In Anita Horrocks and Helen Flook’s new book, they tell a tale of a young boy with seven grandparents. Presumably the seven grandparents are a result of blended families. Most of the time, Silas enjoys having so many grandparents, but, on occasion, he feels there is not enough of him to go around. Silas is inundated with birthday cakes on his birthday, and he has four different activities planned for the July long weekend. He has seven grandparents taking care of him when he is sick. At times, he feels torn in many different directions.
The problem presented in Silas’ Seven Grandparents is that Silas’ mom and dad are going away on a business trip. Silas needs to decide with whom he will stay as all seven grandparents have extended an invitation and detailed plans for his stay. “‘I can’t stay with all grandparents at the same time!’ said Silas.”
Silas comes up with a creative solution to his dilemma, and the story concludes in a manner that is satisfying to all.
Horrocks’ text is patterned and creates a common thread that moves throughout the text. In an effort to portray the situation in a positive light, the author occasionally went too far. For instance, when Silas is faced with the problem of trying to solve his problem, “moonbeams twinkled,” and “glimmers of light tumbled all over his quilt.” What’s more, he was “wrapped in a glittering hug from his head to his toes.” To be fair, this hyperbolic language is not pervasive in the text, and most of the text flows nicely. The word choices reflect diversity of culture as the grandparents are called Nana, Gramma, Papa, Opa, Oma, Granny and Grandad. Flook's illustrations complement the theme of diversity with ethnically diverse portrayals of the aforementioned grandparents.
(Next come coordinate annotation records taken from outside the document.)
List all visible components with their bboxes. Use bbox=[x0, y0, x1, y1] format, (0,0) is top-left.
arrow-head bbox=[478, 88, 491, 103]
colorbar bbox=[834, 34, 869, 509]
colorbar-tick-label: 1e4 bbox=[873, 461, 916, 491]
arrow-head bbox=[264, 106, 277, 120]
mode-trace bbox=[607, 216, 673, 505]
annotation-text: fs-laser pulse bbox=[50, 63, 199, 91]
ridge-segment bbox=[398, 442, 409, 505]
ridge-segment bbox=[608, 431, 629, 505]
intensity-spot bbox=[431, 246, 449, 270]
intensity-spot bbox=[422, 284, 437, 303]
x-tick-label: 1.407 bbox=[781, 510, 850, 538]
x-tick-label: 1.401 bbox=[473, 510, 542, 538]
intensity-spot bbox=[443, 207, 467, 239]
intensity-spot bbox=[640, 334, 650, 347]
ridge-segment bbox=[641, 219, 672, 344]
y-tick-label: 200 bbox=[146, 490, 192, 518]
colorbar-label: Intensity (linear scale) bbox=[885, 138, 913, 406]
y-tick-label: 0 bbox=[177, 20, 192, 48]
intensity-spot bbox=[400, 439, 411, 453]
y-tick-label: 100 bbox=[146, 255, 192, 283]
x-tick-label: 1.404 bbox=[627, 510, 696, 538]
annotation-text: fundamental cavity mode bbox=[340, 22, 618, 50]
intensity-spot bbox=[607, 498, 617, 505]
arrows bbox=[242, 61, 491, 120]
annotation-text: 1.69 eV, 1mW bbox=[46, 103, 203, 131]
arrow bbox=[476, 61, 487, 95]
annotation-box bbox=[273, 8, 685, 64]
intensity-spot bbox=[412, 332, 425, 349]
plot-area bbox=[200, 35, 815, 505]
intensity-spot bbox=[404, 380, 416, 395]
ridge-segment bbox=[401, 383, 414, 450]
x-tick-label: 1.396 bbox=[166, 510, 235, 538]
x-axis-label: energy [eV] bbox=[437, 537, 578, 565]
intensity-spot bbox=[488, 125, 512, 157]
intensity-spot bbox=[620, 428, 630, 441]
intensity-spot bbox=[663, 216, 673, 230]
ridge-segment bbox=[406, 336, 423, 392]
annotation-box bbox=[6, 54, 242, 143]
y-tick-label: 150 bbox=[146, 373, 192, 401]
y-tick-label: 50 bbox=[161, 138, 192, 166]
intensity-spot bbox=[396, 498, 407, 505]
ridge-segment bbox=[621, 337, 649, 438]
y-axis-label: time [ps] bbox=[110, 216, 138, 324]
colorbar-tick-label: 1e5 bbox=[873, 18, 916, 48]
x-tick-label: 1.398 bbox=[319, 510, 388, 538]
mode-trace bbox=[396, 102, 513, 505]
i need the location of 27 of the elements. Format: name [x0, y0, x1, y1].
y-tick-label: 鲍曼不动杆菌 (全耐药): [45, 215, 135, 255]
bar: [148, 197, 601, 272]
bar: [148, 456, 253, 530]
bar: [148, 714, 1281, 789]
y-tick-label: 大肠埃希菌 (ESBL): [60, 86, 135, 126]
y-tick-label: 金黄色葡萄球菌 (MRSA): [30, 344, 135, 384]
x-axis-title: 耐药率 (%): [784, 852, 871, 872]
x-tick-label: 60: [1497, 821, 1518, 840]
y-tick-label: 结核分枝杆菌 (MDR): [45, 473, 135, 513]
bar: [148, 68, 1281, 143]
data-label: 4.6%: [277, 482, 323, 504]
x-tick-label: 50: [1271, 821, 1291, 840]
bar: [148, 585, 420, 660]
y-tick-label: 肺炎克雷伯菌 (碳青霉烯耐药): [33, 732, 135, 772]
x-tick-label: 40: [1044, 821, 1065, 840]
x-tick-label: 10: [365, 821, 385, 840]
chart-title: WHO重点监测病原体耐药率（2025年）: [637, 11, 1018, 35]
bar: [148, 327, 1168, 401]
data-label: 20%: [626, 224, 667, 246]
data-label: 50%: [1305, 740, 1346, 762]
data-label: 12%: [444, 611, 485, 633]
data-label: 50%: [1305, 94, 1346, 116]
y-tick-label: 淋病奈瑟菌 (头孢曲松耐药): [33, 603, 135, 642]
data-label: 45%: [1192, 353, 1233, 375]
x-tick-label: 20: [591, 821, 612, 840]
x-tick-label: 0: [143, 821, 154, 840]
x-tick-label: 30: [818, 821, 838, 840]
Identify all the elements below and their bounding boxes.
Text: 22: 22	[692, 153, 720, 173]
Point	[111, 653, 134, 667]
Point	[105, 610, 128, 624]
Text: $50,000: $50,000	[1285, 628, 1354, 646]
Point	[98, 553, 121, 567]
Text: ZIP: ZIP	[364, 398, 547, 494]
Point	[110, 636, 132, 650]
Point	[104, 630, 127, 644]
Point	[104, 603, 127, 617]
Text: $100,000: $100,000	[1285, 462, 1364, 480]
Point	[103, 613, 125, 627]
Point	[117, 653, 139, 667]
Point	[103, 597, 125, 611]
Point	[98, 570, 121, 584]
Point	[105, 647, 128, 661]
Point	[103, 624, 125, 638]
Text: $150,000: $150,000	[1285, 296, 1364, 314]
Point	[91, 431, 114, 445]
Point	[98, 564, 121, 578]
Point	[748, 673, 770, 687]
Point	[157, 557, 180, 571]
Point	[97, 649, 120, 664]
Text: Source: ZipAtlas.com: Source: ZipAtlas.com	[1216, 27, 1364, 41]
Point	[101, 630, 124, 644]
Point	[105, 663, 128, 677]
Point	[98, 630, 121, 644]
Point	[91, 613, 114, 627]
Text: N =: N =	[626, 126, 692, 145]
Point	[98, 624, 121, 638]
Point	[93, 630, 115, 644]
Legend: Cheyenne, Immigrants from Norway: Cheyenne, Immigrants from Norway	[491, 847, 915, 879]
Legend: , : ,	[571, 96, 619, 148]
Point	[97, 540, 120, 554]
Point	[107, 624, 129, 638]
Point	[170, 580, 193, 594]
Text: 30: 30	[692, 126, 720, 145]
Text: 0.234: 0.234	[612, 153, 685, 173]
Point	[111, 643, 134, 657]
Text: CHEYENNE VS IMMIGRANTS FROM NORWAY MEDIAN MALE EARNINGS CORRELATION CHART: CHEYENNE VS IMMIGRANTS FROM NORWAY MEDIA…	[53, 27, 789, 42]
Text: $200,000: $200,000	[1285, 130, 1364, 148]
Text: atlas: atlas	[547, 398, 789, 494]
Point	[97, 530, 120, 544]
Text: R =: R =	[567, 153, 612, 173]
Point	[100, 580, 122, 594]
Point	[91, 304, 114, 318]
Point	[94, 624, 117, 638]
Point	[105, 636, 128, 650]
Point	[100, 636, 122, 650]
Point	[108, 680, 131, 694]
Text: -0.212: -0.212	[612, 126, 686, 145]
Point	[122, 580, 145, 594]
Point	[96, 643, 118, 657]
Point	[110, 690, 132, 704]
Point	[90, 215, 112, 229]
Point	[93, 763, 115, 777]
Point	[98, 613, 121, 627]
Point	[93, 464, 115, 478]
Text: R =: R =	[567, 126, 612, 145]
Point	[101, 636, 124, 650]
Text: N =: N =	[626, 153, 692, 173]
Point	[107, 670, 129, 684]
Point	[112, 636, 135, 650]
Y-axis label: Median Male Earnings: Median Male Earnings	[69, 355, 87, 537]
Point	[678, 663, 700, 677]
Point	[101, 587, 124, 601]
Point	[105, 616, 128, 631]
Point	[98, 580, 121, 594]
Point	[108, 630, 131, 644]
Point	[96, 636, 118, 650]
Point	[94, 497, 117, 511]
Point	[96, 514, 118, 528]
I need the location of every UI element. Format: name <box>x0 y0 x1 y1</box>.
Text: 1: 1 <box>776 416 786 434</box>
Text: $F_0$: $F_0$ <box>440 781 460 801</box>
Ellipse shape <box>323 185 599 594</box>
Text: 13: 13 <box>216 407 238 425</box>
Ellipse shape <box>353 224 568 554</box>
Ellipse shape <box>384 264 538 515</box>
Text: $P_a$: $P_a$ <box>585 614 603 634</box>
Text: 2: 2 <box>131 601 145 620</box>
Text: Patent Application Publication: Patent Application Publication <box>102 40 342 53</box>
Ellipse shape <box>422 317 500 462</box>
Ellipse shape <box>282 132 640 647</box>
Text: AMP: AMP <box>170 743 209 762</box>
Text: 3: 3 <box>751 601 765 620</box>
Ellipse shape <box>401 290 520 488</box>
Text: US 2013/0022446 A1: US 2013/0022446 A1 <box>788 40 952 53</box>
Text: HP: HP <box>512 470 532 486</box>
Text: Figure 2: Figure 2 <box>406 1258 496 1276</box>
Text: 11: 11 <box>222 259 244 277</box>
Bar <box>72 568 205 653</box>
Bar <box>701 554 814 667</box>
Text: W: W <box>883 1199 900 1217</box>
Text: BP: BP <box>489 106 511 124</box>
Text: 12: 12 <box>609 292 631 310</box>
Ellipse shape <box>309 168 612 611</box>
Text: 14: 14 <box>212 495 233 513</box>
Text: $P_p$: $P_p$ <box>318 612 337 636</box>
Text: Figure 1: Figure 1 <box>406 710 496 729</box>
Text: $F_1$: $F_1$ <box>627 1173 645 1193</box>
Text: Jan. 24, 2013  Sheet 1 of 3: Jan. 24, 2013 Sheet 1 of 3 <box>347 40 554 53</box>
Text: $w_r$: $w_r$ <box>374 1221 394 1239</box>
The art work is busy, reflecting Silas’ busy life. The energy and activity in the art work mirror his frenetic state. This is further illustrated through the motion conveyed in the illustrations. Flook worked with mixed media, including water colours and acrylics, to create colourful illustrations.
The problematic scene with the twinkling moonbeams is not confined to the text as the pictures also include contrived personification with the inclusion of a face on the moon. This whole episode seems incompatible with the overall feel of the book, which is one of contemporary realism. We would have much preferred a firmer editorial hand that saw the elimination of this departure from the established tone of the book.
In our preparing to review the book, the story was shared with a class of grade 2 students. It was enthusiastically received, and the students particularly enjoyed the portrayal of a less-traditional family. Many of the students could see elements of their own family structures reflected in the book. They recognized the repeated element of the text and, in unison, said aloud these recognizable portions of text.
Silas’ Seven Grandparents fills a much-needed niche in that it addresses the fact that all families look different. It is also a celebration of these differences.
Leanne Ryrie teaches second grade in Winnipeg, MB, and is currently a graduate student in the Faculty of Education, the University of Manitoba.